I have an outline for suggestions for the proof, but I don't understand it. Here are the suggestions:

Assume $||f||=||g||=1$ and $(f,g)=1$. Then $f-g$ and $g$ are orthogonal, and $f=f-g+g$. Therefore, $||f||^{2}=||f-g||^{2}+||g||^{2}$.

Now, I don't understand why we assume that $||f||=||g||=1$. What if it's not 1? And...I'm trying to understand the orthogonal part...I understand the following algebra of equating $f$ to $f-g+g$, but how exactly does this conclusion imply that $f=cg$ for a scalar $c$?

Answer 1

Hint: It may behoove you to look at the quantity $\|f-g\|^2$. Is there a formula for this that implies $f$ and $g$ should be linearly dependent?

Answer 2

Since $\|f\|^2 = \|f-g\|^2 + \|g\|^2$ and $\|f\|^2 = \|g\|^2 = 1$ by assumption, we have $\|f-g\|^2 = 0$, so $f = g$ and the claim holds with $c=1$. To recover the general case from this one, suppose $(f,g) = \|f\|\|g\|$. If $f\ne 0$, put $\hat f = f/\|f\|$ and $\hat g = g/\|g\|$. By what we have just shown, since $\hat f$ and $\hat g$ are unit vectors whose inner product is $1$, we conclude that $\hat f = \hat g$. If $c = \|f\|/\|g\|$ then $f = cg$. If $f = 0$, then $f = 0g$.

Answer 3

You can assume $||f||=||g||=1$ because if not, then you normalize your vectors by dividing each vector by its norm.

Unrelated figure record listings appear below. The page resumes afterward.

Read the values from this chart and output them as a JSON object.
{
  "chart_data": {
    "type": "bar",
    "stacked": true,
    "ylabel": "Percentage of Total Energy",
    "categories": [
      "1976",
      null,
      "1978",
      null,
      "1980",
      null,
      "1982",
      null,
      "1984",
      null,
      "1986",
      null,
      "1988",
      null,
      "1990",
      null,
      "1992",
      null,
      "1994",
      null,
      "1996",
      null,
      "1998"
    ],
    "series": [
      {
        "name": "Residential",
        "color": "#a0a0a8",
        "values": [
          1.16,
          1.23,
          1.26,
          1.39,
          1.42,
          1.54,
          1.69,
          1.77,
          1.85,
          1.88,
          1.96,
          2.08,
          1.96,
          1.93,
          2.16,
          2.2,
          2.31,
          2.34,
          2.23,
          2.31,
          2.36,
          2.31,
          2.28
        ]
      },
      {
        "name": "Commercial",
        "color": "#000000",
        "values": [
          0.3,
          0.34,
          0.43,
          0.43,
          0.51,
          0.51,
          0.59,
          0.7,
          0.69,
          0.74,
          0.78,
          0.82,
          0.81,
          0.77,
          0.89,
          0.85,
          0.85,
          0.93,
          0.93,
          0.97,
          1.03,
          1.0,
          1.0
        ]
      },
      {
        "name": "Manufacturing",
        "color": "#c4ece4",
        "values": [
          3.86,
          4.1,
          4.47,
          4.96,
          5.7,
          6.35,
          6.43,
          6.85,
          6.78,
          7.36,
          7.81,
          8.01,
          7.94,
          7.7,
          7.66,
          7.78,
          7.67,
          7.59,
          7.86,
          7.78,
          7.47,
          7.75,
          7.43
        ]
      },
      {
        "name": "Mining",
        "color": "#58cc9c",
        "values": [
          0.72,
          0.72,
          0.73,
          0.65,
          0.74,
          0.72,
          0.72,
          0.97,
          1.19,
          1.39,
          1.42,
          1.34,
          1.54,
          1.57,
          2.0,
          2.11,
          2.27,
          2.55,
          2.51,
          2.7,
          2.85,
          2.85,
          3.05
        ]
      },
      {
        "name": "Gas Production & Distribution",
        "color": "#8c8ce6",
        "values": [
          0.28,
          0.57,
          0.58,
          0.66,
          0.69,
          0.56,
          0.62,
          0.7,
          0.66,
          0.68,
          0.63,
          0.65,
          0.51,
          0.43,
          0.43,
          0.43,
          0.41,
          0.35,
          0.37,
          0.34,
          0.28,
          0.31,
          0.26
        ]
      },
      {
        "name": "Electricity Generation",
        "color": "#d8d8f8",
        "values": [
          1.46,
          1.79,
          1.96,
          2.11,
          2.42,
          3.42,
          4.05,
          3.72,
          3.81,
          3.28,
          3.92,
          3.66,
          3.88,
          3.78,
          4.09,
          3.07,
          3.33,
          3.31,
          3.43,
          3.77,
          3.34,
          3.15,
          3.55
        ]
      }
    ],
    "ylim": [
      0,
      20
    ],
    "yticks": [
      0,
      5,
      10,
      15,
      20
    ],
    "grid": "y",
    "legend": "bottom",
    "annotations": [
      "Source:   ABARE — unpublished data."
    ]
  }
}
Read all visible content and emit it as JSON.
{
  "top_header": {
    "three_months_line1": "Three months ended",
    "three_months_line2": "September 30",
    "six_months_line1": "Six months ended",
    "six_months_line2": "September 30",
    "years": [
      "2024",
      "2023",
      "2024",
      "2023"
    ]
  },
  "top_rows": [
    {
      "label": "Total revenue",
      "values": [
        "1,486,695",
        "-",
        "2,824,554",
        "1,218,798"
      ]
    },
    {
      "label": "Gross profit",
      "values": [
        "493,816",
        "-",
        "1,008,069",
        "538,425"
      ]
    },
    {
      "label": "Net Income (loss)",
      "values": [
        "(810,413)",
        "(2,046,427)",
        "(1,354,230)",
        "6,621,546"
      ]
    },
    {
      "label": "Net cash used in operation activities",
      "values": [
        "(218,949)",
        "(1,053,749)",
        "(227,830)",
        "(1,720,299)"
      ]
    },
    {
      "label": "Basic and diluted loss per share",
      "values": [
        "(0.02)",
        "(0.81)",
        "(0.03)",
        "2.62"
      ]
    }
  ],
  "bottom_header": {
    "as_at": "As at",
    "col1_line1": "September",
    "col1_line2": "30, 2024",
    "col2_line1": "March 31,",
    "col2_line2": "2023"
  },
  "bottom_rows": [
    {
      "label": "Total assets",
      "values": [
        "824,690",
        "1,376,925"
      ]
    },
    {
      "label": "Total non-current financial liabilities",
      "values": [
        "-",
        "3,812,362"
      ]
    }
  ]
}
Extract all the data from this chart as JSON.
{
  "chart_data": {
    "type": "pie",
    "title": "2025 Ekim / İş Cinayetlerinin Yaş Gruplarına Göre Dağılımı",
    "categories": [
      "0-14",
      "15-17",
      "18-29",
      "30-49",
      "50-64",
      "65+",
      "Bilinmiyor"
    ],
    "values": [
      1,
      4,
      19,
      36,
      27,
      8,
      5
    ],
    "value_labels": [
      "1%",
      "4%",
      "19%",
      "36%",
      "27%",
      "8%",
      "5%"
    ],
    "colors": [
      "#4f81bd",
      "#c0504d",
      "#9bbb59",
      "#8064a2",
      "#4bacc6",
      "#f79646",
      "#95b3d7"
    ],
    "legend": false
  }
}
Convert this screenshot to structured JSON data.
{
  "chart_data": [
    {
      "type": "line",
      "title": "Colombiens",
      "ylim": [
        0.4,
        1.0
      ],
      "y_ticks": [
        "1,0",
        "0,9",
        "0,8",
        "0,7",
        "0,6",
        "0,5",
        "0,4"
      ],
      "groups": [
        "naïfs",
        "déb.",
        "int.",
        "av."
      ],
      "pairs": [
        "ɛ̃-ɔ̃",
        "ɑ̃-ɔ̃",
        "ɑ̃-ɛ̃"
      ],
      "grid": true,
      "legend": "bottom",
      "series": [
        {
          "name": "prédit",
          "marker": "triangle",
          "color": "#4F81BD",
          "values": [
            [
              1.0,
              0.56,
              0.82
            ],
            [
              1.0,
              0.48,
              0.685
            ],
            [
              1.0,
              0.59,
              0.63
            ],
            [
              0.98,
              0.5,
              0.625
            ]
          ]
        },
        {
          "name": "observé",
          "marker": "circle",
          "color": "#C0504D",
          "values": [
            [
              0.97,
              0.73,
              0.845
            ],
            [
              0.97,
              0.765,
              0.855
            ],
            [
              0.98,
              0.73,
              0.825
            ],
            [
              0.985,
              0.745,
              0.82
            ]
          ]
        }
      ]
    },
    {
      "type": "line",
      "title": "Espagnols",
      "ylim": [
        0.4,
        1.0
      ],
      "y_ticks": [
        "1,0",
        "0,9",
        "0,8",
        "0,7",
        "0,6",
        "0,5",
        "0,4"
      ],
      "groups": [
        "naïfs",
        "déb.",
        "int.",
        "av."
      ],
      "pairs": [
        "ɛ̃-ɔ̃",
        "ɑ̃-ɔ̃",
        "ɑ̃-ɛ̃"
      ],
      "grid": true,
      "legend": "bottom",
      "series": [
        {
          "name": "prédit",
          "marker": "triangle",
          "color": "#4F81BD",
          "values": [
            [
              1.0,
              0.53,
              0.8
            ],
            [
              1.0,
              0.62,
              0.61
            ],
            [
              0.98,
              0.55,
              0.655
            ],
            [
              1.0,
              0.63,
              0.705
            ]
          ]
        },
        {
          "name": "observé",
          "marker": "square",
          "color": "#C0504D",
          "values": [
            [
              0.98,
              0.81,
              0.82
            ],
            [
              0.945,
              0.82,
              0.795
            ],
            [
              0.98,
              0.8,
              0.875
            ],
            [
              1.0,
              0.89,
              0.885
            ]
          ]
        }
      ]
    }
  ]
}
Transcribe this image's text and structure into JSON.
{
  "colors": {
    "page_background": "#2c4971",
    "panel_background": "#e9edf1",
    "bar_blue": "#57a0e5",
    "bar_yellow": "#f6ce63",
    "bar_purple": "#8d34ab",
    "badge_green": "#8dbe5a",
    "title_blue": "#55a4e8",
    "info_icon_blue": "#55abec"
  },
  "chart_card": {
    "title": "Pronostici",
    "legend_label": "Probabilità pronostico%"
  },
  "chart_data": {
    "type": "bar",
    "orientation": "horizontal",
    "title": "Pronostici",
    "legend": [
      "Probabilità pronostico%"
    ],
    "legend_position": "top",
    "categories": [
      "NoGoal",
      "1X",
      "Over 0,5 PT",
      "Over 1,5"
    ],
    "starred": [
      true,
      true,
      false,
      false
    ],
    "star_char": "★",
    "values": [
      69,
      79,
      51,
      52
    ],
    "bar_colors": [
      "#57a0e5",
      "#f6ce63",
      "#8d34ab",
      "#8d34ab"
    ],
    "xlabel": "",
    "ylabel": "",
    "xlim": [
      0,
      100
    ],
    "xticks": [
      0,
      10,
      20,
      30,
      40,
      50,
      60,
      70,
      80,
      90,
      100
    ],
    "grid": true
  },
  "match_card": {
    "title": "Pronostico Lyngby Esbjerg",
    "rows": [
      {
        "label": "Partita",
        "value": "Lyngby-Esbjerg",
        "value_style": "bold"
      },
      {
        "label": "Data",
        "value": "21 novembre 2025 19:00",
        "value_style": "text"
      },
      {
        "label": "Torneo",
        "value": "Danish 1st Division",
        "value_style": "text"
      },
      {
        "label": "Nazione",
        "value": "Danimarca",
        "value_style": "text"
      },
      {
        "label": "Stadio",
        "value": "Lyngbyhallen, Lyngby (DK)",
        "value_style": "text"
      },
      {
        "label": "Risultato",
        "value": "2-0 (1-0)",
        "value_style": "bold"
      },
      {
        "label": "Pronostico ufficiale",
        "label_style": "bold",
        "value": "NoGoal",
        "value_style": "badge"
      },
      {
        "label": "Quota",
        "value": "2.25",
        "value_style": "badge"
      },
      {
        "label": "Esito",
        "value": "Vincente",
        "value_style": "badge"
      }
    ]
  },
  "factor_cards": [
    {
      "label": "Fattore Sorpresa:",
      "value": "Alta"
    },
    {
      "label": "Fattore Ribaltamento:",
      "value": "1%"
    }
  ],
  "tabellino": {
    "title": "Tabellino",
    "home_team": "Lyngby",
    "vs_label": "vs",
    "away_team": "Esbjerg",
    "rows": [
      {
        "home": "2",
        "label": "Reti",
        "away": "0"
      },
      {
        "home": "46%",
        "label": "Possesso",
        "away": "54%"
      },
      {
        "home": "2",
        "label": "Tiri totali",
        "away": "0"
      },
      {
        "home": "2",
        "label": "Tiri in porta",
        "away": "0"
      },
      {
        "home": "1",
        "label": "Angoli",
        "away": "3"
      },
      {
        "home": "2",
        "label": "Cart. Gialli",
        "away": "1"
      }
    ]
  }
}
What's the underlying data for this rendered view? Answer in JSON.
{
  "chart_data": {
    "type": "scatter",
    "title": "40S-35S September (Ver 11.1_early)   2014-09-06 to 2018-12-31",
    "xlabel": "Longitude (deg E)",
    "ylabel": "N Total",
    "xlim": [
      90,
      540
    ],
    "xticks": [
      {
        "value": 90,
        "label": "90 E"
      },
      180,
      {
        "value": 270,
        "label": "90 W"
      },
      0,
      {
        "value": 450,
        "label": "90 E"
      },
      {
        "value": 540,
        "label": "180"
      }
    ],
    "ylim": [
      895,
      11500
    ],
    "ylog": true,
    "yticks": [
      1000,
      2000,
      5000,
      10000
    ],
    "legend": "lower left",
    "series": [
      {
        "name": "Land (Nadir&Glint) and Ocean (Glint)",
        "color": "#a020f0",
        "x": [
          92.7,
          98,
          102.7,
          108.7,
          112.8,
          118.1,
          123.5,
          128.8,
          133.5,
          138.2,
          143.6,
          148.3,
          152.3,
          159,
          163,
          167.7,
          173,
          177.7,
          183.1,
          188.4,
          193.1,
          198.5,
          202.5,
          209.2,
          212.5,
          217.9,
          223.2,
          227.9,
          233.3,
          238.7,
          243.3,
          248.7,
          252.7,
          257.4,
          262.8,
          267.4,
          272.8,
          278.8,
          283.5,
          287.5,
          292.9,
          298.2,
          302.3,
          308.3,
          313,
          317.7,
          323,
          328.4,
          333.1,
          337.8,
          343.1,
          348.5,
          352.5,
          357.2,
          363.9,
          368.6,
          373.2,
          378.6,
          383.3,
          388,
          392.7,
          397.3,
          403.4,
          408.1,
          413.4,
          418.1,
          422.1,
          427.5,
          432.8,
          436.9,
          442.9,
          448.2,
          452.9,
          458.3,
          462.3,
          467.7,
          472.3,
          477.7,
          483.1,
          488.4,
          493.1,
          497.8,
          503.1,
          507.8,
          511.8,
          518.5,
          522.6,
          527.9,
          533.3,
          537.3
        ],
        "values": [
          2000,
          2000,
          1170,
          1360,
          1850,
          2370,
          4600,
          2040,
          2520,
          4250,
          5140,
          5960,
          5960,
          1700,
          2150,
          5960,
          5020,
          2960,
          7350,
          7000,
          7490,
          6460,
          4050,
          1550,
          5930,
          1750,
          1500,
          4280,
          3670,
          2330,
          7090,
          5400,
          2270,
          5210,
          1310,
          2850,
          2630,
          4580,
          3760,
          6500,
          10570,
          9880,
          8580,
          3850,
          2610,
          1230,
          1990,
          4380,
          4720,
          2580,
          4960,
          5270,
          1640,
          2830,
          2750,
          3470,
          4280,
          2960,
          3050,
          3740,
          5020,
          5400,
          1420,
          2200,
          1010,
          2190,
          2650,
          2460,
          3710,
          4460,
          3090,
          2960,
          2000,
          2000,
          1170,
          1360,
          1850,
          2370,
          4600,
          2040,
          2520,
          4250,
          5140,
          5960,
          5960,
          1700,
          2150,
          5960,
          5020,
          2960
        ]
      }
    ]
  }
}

Once you prove the theorem for unit vectors, then you can generalize the result to arbitrary vectors because constants cancel out from both sides of $$ ||f||^{2}=||f-g||^{2}+||g||^{2}$$

For your second question, note that with the assumption of $||f||=||g||$, $$||f||^{2}=||f-g||^{2}+||g||^{2} \implies ||f-g||^{2} =0 $$ which implies $f=g.$

That is in this case the constant is $ c=1$

Answer 4

Suppose $g\ne 0$. Then the Cauchy-Schwarz inequality follows immediately from $$ 0 \le \left\|\|g\|f-\frac{\langle g,f\rangle}{\|g\|}g\right\|^2 = \|f\|^2\|g\|^2-|\langle g,f\rangle|^2. $$ The Cauchy-Schwarz inequality is equality for this $g\ne 0$ iff $$ f = \frac{\langle g,f\rangle}{\|g\|^2}g. $$ So, you don't need to normalize $f,g$.